The selection is carried out by setting random rectangular coordinates x and y, evenly distributed in the interval (-1, 1), and discarding points that do not belong to the circle, as well as the central point at which the angle of the radius vector is not defined. That is, the condition 0 must be met< s < 1. Тогда, как и в случае с Гауссовским распределением на плоскости, угол θ будет распределен равномерно. Это очевидно - количество точек в каждом направлении одинаково, значит каждый угол равновероятен. Но есть и менее очевидный факт - s тоже будет иметь равномерное распределение. Полученные s и θ будут независимы друг от друга. Поэтому мы можем воспользоваться значением s для получения экспоненциального распределения, не генерируя третью случайную величину. Подставим теперь s в формулы (2) вместо v, а вместо тригонометрических функций - их расчет делением координаты на длину радиус-вектора, которая в данном случае является корнем из s:

We get the formulas as at the beginning of the article. The disadvantage of this method is the discarding of points that are not included in the circle. That is, using only 78.5% of the generated random values. On older computers, the lack of trigonometric functions was still a big advantage. Now, when one processor instruction calculates sine and cosine simultaneously, I think these methods can still compete.

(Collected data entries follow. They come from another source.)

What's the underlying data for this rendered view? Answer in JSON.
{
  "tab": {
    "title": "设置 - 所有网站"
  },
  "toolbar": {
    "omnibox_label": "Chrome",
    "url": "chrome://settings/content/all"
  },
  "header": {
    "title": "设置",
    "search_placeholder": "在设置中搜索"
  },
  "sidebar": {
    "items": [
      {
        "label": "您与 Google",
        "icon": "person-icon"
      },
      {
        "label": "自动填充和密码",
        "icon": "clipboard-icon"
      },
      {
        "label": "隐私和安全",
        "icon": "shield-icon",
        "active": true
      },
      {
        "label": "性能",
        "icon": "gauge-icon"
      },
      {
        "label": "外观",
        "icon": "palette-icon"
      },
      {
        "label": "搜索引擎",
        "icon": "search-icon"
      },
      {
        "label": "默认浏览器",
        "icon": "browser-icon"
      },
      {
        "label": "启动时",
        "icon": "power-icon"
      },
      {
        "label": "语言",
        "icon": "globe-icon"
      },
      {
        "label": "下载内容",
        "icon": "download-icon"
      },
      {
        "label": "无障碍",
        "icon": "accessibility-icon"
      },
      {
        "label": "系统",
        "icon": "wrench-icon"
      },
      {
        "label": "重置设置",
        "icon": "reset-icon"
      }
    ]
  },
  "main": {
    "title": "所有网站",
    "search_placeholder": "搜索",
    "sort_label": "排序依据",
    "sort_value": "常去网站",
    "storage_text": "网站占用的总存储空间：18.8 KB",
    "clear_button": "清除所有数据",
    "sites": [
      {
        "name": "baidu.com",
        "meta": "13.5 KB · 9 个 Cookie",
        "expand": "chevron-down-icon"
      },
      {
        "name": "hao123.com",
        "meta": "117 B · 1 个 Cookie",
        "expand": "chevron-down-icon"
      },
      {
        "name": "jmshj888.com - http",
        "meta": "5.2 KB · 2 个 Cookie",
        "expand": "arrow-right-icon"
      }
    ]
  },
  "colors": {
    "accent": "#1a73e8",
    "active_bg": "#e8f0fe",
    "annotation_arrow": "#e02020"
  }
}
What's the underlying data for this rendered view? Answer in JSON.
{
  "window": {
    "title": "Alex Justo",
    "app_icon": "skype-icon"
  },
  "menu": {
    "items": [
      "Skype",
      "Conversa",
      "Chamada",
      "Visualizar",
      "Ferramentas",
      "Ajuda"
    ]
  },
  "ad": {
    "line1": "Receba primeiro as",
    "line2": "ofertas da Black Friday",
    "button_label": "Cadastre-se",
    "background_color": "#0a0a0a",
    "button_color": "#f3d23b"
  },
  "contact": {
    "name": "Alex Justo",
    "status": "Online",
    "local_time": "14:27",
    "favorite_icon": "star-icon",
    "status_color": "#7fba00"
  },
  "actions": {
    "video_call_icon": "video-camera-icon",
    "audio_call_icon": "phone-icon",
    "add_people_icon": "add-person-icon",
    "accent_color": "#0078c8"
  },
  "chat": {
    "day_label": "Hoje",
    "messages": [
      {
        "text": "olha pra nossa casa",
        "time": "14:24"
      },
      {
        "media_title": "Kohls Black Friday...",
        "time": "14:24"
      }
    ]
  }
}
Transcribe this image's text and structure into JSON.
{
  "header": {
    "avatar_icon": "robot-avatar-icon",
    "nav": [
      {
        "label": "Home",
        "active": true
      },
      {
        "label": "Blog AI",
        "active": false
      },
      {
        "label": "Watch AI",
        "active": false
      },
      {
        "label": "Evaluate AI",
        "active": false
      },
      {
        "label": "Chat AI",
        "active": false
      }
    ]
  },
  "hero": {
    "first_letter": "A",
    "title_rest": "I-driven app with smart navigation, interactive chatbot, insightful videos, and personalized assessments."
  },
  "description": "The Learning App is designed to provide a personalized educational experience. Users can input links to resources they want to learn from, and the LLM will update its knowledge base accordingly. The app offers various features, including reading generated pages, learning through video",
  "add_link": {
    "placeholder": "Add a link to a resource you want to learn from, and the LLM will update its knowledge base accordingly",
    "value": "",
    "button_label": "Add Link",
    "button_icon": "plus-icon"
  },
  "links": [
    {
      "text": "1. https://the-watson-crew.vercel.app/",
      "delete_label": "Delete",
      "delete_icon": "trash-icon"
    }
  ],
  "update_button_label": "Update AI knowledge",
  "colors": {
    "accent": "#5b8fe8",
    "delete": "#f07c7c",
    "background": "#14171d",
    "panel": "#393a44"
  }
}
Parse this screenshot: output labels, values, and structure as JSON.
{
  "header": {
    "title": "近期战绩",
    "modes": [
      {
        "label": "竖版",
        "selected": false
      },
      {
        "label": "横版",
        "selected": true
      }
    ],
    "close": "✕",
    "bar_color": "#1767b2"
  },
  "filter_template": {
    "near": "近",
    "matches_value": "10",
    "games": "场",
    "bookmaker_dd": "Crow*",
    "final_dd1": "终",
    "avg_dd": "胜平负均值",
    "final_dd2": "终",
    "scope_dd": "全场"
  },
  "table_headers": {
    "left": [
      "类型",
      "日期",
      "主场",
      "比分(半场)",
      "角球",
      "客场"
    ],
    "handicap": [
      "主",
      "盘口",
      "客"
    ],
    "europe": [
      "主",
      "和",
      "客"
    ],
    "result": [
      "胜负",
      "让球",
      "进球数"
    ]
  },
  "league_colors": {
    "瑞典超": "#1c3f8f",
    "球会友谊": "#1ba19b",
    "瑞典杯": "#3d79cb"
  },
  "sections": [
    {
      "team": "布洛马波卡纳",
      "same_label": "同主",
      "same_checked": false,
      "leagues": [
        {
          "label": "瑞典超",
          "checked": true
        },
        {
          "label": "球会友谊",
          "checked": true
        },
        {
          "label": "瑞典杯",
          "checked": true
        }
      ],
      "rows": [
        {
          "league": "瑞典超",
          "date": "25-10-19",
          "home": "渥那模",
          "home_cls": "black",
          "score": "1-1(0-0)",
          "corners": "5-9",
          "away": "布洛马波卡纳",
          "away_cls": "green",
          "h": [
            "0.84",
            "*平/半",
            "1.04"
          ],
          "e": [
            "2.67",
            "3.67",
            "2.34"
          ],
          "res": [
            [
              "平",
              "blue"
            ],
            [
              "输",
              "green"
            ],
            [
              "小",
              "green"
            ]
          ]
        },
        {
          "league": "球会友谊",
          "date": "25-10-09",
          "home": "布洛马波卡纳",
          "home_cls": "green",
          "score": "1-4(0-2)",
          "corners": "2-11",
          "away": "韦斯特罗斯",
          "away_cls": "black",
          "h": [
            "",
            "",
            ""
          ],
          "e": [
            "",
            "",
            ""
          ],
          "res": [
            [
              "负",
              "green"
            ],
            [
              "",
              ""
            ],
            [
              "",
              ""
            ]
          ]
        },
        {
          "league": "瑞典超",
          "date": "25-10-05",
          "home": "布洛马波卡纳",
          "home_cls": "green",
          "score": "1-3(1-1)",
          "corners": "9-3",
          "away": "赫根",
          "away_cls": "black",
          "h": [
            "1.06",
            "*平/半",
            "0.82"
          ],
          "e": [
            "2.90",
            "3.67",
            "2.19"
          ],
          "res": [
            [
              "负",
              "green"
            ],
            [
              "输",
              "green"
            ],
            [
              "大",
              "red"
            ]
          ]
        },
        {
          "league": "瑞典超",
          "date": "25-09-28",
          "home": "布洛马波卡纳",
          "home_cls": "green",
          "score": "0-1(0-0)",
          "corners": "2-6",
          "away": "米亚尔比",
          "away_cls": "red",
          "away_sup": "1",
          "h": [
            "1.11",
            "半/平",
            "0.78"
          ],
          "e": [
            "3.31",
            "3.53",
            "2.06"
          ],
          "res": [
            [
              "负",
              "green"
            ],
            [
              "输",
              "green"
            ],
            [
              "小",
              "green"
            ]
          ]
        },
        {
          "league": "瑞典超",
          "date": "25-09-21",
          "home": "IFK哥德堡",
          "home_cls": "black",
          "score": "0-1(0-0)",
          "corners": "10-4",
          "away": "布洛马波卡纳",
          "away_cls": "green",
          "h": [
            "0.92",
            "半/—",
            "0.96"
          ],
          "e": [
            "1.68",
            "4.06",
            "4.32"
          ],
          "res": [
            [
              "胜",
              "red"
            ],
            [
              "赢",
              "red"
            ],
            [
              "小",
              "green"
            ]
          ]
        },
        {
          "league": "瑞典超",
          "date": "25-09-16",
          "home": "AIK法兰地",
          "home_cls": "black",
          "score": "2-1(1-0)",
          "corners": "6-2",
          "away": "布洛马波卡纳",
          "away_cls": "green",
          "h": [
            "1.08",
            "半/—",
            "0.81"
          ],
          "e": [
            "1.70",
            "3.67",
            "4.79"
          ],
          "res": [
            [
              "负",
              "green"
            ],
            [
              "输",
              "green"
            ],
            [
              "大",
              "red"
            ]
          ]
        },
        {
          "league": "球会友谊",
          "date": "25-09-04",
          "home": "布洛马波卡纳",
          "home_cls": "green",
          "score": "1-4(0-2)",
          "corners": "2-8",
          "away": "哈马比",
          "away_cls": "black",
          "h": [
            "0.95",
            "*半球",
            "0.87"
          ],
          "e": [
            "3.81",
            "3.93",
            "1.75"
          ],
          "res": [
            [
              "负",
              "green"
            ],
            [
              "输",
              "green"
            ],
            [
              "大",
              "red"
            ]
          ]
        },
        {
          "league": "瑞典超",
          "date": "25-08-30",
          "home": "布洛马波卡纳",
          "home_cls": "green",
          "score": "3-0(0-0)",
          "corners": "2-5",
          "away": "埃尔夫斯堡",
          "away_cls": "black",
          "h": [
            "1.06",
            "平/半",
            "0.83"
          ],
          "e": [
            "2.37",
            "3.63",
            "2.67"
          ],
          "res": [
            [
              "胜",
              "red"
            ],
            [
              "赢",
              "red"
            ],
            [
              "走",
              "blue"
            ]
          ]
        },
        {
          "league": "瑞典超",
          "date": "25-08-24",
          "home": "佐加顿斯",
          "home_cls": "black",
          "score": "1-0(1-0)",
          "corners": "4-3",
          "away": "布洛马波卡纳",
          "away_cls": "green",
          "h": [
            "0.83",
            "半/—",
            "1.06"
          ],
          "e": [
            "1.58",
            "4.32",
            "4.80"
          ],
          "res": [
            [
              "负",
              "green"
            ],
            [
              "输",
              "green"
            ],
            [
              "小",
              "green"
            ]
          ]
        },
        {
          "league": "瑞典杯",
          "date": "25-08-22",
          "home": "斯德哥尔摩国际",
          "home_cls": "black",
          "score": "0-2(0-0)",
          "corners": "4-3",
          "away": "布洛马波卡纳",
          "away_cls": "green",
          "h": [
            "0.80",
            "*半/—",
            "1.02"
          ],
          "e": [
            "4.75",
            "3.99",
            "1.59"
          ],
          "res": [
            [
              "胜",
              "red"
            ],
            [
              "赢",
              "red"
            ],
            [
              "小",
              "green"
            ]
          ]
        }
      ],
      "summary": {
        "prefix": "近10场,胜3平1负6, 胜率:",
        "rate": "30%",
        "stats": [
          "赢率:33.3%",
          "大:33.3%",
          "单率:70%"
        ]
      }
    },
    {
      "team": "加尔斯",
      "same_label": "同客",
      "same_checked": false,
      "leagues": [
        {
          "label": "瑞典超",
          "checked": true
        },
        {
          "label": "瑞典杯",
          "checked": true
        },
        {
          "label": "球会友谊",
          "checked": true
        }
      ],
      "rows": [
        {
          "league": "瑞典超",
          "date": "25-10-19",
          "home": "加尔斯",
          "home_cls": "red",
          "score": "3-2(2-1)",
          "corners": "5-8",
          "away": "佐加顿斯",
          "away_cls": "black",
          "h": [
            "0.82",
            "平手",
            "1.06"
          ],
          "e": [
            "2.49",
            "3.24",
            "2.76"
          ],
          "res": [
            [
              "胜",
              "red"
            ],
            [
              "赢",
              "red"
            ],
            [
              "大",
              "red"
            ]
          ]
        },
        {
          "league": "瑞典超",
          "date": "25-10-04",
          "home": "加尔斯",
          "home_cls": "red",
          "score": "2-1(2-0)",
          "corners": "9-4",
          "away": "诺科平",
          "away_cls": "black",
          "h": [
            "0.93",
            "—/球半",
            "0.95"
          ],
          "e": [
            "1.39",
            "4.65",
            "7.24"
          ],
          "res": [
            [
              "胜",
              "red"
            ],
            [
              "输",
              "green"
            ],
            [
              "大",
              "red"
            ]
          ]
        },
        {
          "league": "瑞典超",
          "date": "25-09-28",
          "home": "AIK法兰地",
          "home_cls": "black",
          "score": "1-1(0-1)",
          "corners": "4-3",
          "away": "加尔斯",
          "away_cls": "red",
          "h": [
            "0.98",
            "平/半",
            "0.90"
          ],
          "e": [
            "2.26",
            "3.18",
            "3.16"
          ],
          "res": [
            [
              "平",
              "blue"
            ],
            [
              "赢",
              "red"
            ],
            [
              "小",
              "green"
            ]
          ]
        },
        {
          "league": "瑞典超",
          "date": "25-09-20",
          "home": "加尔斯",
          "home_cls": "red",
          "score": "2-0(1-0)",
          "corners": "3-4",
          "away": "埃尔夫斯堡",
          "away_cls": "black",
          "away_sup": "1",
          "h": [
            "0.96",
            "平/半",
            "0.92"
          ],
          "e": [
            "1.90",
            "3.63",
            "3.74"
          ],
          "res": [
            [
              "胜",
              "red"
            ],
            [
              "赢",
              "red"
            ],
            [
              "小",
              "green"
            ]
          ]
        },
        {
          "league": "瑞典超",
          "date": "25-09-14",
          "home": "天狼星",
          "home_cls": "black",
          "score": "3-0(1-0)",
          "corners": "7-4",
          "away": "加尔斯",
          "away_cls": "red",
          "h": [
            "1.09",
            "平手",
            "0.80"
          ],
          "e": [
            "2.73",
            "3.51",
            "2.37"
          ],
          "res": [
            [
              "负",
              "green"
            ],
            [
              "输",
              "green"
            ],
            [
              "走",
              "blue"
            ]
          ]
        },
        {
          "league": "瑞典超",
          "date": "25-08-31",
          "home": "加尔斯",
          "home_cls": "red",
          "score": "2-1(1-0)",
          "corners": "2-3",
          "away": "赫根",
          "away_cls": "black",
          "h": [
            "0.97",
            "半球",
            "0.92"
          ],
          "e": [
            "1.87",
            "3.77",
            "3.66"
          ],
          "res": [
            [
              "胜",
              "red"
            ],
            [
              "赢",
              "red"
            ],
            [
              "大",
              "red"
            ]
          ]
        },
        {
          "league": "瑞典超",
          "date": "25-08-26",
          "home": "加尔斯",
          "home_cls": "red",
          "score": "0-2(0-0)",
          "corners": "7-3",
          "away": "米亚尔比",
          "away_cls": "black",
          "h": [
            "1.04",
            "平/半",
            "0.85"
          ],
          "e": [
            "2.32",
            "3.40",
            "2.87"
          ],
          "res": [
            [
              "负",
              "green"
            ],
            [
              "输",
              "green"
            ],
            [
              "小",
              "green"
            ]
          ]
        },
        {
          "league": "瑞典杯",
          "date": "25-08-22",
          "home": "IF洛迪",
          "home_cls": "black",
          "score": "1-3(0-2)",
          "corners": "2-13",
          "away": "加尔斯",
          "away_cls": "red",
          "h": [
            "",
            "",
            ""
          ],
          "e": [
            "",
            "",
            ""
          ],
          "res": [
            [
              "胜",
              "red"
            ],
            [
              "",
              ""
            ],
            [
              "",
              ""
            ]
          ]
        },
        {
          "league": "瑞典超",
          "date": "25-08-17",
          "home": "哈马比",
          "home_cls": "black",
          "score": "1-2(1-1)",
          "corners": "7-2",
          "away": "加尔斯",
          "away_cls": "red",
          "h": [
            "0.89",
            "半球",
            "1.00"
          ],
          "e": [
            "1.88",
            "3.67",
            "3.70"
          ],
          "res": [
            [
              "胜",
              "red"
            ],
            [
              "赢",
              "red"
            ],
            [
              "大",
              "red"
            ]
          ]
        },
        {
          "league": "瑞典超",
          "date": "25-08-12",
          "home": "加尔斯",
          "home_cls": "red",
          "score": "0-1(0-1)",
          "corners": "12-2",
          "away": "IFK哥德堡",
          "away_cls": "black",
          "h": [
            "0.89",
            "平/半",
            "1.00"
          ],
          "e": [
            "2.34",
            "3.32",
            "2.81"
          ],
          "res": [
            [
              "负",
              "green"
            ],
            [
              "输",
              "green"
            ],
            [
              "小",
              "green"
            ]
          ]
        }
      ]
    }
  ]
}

Personally, I still have two questions:

  • Why is the value of s evenly distributed?
  • Why is the sum of squares of two normal random variables exponentially distributed?
Since s is the square of the radius (for simplicity, I call the radius the length of the radius vector that specifies the position of the random point), we first find out how the radii are distributed. Since the circle is filled evenly, it is obvious that the number of points with radius r is proportional to the circumference of a circle with radius r. And the circumference is proportional to the radius. This means that the distribution density of the radii increases evenly from the center of the circle to its edges. And the density function has the form f (x) = 2x on the interval (0, 1). Coefficient 2 so that the area of ​​the figure under the graph is equal to one. When such a density is squared, it becomes uniform. Since theoretically, in this case, for this it is necessary to divide the density function by the derivative of the transformation function (that is, from x 2). And clearly it happens like this:

If a similar transformation is done for a normal random variable, then the density function of its square will be similar to a hyperbola. And the addition of two squares of normal random variables is already a much more complicated process associated with double integration. And the fact that the result will be an exponential distribution, for me personally, it remains for me to check by a practical method or to accept it as an axiom. And for anyone interested, I suggest that you familiarize yourself with the topic more closely, drawing on knowledge from these books:

  • Wentzel E.S. Probability theory
  • D.E. Knut The Art of Computer Programming Vol.2

In conclusion, I will give an example of the implementation of a normally distributed random number generator in JavaScript:

Function Gauss () (var ready = false; var second = 0.0; this.next = function (mean, dev) (mean = mean == undefined? 0.0: mean; dev = dev == undefined? 1.0: dev; if ( this.ready) (this.ready = false; return this.second * dev + mean;) else (var u, v, s; do (u = 2.0 * Math.random () - 1.0; v = 2.0 * Math. random () - 1.0; s = u * u + v * v;) while (s> 1.0 || s == 0.0); var r = Math.sqrt (-2.0 * Math.log (s) / s); this.second = r * u; this.ready = true; return r * v * dev + mean;));) g = new Gauss (); // create an object a = g.next (); // generate a couple of values ​​and get the first one b = g.next (); // get the second c = g.next (); // again generate a pair of values ​​and get the first one
The mean (expectation) and dev (standard deviation) parameters are optional. I draw your attention to the fact that the logarithm is natural.